Right.  Bandwidth is probably the scarcer resource: although we could
afford a hard drive array large enough to have a b-file for every
sequence (stopping at 10,000 terms, when no more terms are known, or
when the next term would have more than a thousand digits -- probably
a few TB) actually transferring more than a tiny sliver of a percent
of them would no doubt suck up all of our capacity.  Just think of how
much bigger b-files are than sequences!

Charles Greathouse
Case Western Reserve University

On Fri, Oct 28, 2011 at 1:58 AM,  <franktaw at netscape.net> wrote:
> I don't think we want to get too much into the OEIS computing things for us.
> That isn't its primary focus, and tools for which it is the primary focus
> are always going to be better at it.
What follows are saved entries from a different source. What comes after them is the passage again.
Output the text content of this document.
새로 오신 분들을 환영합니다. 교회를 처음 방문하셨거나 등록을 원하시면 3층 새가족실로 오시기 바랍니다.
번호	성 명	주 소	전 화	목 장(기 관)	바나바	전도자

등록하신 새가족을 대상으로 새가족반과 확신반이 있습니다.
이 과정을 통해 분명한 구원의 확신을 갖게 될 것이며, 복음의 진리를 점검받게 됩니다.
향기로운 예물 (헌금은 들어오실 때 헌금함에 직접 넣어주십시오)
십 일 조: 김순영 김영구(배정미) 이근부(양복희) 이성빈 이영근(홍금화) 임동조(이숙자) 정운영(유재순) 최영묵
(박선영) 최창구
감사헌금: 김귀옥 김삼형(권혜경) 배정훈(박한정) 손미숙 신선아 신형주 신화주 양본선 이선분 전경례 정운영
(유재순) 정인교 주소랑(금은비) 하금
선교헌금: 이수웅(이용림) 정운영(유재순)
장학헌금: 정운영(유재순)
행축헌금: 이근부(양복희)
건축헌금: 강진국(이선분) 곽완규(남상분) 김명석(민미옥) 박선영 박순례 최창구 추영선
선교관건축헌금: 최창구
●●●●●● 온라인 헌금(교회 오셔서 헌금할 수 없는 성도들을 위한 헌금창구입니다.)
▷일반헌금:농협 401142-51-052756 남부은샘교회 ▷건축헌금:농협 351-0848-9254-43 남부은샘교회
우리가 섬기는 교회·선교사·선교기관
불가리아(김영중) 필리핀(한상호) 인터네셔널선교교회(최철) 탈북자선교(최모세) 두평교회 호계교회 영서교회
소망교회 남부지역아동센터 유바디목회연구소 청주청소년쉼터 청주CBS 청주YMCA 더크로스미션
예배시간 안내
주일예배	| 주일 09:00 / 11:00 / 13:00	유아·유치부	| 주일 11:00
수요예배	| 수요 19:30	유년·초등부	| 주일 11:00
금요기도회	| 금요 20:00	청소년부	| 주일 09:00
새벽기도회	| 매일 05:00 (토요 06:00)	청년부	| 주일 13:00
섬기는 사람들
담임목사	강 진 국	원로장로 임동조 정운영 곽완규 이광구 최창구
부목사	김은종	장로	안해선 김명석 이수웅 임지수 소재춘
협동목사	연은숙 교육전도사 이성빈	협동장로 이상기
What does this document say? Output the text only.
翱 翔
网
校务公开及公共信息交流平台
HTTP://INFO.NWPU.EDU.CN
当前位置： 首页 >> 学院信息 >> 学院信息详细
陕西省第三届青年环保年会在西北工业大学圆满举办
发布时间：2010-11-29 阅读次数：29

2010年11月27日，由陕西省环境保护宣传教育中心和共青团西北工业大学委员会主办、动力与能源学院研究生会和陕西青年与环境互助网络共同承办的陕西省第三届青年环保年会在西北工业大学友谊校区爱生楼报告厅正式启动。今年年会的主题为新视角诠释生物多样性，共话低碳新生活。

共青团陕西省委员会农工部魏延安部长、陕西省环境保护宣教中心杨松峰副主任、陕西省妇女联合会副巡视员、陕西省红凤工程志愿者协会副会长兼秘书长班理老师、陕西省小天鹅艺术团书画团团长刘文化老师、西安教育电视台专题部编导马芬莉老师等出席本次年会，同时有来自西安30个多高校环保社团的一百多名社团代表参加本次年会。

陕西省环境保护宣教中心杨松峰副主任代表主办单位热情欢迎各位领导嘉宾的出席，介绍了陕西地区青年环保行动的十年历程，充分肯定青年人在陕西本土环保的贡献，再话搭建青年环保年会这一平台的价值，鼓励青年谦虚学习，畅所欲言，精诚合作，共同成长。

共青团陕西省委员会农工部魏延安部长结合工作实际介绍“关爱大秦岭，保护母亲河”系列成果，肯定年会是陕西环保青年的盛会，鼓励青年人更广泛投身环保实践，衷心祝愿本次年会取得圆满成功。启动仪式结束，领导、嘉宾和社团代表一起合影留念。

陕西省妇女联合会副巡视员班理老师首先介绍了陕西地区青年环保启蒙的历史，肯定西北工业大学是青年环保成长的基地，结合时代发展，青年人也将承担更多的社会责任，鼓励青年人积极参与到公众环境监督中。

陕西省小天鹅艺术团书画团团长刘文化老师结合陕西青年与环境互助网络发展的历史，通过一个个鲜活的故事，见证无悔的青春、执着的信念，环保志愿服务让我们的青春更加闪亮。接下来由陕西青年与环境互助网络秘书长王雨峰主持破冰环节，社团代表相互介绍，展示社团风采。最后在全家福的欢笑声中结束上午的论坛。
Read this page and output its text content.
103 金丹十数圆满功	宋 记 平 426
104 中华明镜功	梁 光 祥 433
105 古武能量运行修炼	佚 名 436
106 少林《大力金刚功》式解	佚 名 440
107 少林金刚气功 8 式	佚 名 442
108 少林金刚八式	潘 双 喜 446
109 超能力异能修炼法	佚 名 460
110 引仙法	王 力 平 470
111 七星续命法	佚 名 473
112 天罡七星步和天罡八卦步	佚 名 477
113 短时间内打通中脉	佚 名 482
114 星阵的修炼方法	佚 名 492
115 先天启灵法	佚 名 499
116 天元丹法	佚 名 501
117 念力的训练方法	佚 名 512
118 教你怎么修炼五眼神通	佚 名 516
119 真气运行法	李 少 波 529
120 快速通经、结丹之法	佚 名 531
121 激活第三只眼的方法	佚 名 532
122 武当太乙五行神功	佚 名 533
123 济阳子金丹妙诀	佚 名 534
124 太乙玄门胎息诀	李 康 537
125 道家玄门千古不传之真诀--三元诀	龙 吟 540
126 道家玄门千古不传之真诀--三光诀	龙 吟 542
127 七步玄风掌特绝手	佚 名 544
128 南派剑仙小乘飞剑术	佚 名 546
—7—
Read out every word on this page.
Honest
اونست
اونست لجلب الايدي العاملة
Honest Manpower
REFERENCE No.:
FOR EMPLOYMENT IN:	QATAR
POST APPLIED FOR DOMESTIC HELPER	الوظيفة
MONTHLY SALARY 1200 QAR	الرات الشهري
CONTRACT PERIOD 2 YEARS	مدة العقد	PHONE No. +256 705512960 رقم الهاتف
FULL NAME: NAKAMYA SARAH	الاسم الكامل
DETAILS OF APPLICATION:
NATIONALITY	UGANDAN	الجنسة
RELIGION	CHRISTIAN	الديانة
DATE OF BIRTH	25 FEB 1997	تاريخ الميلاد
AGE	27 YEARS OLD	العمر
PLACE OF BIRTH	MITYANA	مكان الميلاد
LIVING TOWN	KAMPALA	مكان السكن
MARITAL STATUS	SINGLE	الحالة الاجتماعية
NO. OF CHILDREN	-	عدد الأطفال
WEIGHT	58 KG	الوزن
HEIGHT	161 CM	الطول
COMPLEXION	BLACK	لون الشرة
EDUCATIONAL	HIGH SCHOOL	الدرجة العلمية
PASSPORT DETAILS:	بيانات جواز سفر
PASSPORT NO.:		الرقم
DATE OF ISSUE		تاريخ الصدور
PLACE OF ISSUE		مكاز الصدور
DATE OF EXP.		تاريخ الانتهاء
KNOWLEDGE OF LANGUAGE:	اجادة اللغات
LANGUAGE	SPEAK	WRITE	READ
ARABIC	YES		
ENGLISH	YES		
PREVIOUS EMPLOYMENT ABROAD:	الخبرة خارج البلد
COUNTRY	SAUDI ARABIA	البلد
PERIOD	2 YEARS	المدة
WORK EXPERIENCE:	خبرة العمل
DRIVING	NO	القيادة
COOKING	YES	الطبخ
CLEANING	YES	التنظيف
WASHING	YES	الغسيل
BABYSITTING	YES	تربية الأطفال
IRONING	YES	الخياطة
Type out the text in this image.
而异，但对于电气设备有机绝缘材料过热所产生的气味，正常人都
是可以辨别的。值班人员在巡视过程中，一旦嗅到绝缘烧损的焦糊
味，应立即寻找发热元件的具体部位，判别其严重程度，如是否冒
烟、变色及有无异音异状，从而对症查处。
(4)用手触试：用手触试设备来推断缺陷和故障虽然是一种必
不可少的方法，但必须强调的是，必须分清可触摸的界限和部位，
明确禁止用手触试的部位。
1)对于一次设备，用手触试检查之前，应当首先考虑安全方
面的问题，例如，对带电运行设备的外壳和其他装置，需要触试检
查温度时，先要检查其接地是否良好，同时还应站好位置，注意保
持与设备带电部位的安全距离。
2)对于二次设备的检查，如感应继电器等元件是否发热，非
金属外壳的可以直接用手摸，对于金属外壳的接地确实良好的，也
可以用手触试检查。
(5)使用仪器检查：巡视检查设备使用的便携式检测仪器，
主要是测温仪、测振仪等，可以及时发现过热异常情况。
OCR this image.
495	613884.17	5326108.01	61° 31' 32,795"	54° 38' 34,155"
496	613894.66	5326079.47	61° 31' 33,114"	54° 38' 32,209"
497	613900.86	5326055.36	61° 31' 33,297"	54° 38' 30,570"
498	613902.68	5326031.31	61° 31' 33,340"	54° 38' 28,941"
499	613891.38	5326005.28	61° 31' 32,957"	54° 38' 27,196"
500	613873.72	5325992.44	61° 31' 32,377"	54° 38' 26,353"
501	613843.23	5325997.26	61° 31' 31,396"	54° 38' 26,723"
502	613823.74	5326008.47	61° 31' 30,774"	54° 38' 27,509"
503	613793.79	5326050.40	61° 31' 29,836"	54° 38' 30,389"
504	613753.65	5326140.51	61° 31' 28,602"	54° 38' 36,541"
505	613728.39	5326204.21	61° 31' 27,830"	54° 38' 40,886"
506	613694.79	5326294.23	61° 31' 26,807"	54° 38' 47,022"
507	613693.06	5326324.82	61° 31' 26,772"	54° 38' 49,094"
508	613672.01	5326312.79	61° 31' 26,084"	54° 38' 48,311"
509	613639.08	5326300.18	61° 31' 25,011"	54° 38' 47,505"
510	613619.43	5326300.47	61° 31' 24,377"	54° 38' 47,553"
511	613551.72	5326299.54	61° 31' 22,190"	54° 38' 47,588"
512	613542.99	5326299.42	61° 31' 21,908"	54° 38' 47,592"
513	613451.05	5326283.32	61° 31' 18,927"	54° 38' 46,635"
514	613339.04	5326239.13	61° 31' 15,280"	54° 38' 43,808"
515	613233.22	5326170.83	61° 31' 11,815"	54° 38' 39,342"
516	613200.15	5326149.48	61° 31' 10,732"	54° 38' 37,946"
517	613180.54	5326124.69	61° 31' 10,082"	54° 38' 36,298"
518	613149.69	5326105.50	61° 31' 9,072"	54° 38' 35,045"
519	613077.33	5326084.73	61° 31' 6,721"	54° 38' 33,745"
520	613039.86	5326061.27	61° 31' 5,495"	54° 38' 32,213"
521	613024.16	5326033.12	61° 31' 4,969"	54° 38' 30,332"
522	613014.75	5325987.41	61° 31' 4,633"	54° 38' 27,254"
Beyond a certain point, you download
> the sequence into a tool like PARI or Mathematica, or even into a
> spreadsheet, and work with it there.
> Also, memory has gotten much cheaper, but it still isn't free and unlimited.
> Mathematics is one field of endeavor that can easily blow away any plausible
> computational limits.
> Franklin T. Adams-Watters
> -----Original Message-----
> From: Tom Duff <td at pixar.com>
> "T. D. Noe" <noe at sspectra.com> writes
>> As I said before, limits are a good thing when it comes
>> to b-files.  There are many reasons for this:
>> In general, every doubling of the b-file size cuts the
>> response time in half.  For many sequences, it is easy
>> to submit b-files with 10^6 terms.  Is seeing that many
>> terms good?  No, it is a waste of people's time to wait
>> for such a large file.  And you lose detail when you view
>> a file having more than about 10000 terms.
> There's no reason, other than sucking up more of Russ's valuable time,
> that oeis.org couldn't allow uploading of b-files of arbitrary
> length, but by default only deliver an initial subsequence, indicated,
> say by tweaking the b-file URL syntax.  For example A001235's
> b-file link is http://oeis.org/A001235/b001235.txt.  We could have
> http://oeis.org/A001235/b001235.txt?count=100 return just the first
> 100 terms, and present that URL as well wherever the b-file link is
> normally presented.  (And we could make compression optional, by something
> like http://oeis.org/A001235/b001235.txt?count=inf,compression=zip.  You
> can imagine tweaking this idea indefinitely. Formatting options? Arbitrary
> bases? Superseeker transformations?)
> --
> Tom Duff.  Probably does everything except what you want it to do.